Minimal diffs in difflib?

Thu Jan 3 13:59:12 EST 2002

[Magnus Lie Hetland]
> When asking about using difflib to implement version control, I was
> pointed to the get_opcodes method of SequenceMatcher by Tim Peters,
> and that was indeed helpful. And after looking a bit at difflib, I
> think the "intuitive" deltas computed are very nice for showing users
> the difference between one revision and the previous one.

Indeed, I dreamt up the SequenceMatcher algorithm in the early 80's *for* a
source-control system, precisely because "minimal diffs" were too often
unintuitive:  patches are read more often by people than by source control
systems, and saving a few bytes wasn't worth it even back then.

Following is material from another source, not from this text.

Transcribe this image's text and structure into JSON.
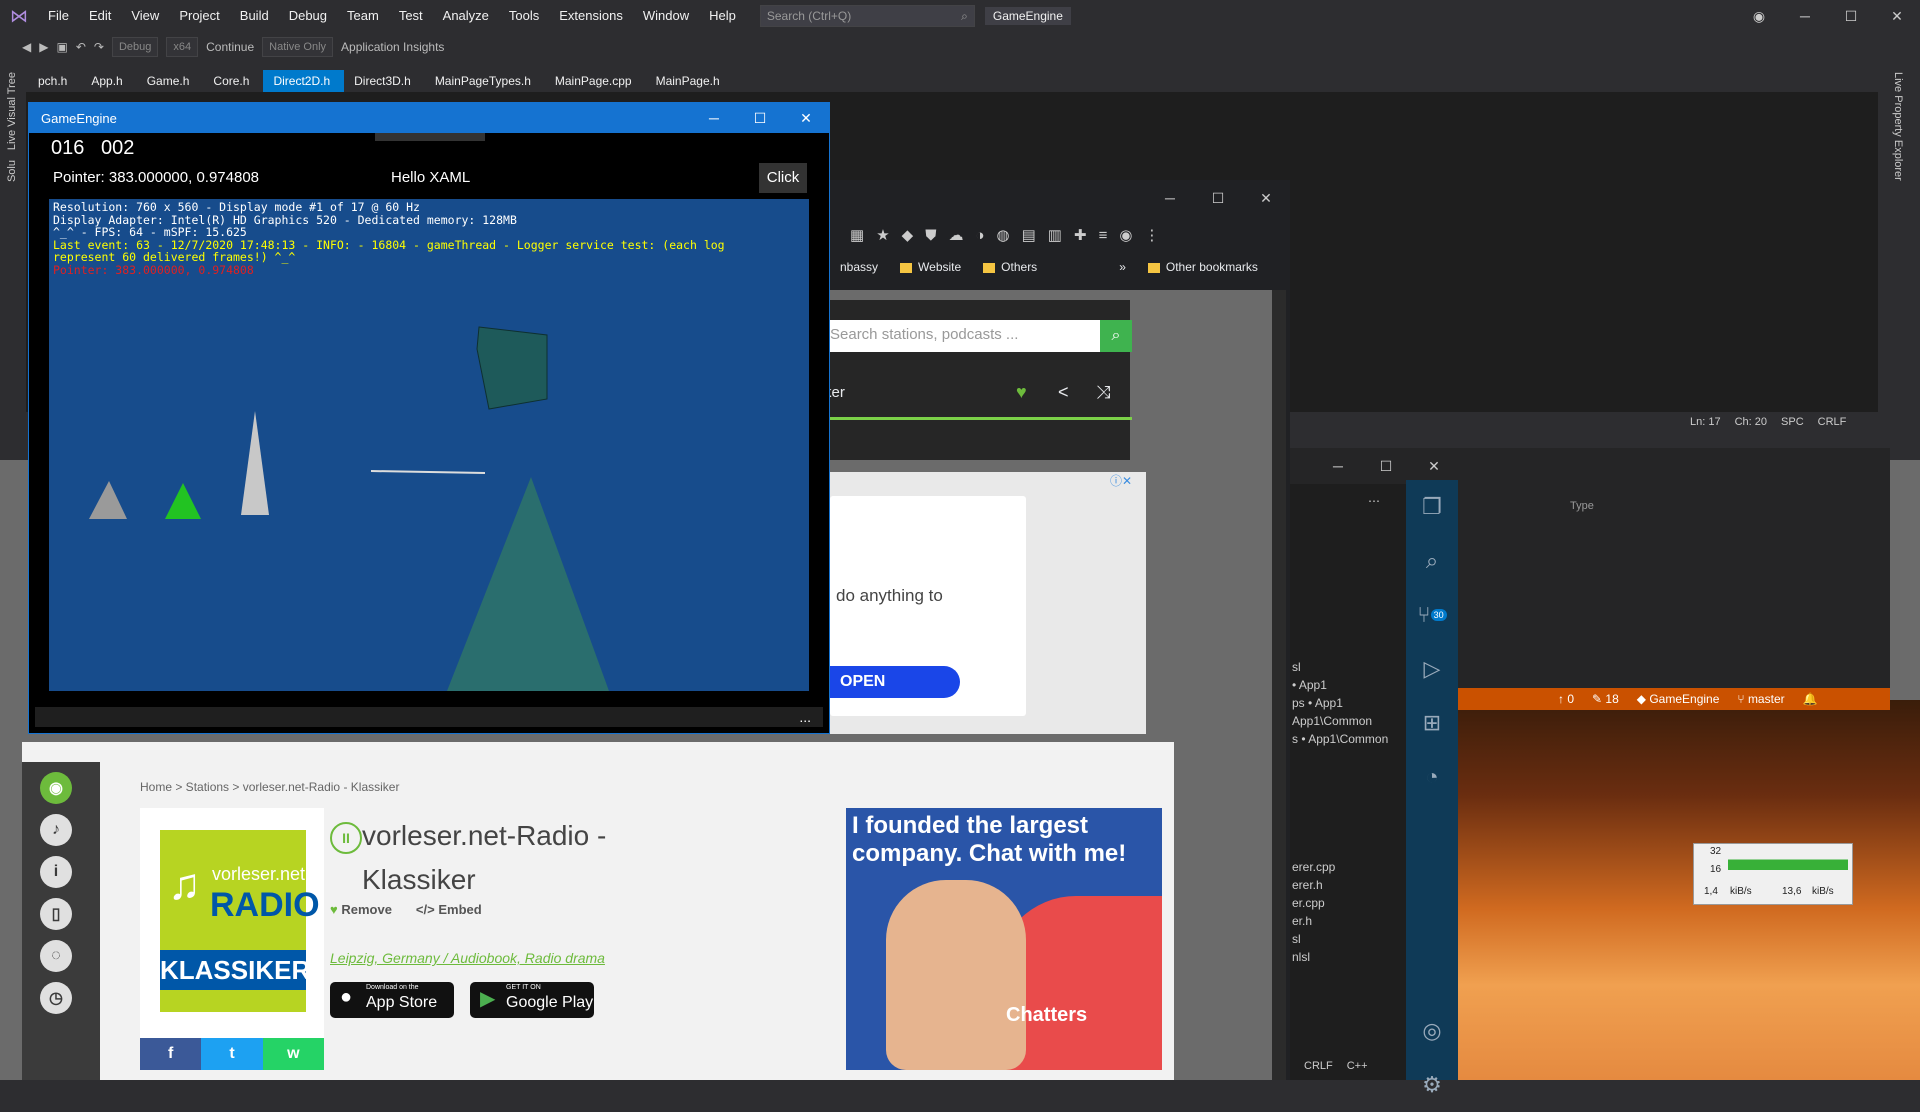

> However, I think it would be nice to be able to compute minimal deltas
> too, to increase the compression of the repository, and so I started
> wondering...

Quantify first.  Except in pathological cases, SequenceMatcher diffs are
usually size-competitive with minimal diffs, they simply don't synch up on
ridiculously accidental matches.  In non-pathological cases, a synch tool
generally has *many* potential matches to choose from, and most equally good
in the end (wrt total diff size); SequenceMatcher strives to pick the pair
with maximal matching local context, which very often corresponds to how the
source was actually edited.

> Would it be interesting to include the Levenshtein algorithm in difflib
> as well?

Not to me <wink>.

> (Or possibly add a separate module or something?)

difflib may turn into a pkg someday, if enough stuff gets added to it.  In
the meantime, other diff methods "belong" there.

> The basic algorithm is very small/simple[1], so adding it
> wouldn't be much of a burden to the standard lib, would it? (And PHP
> has it, so why shouldn't we? <wink>)

An industrial-strength version isn't small or simple -- study your Unix diff
source code for why.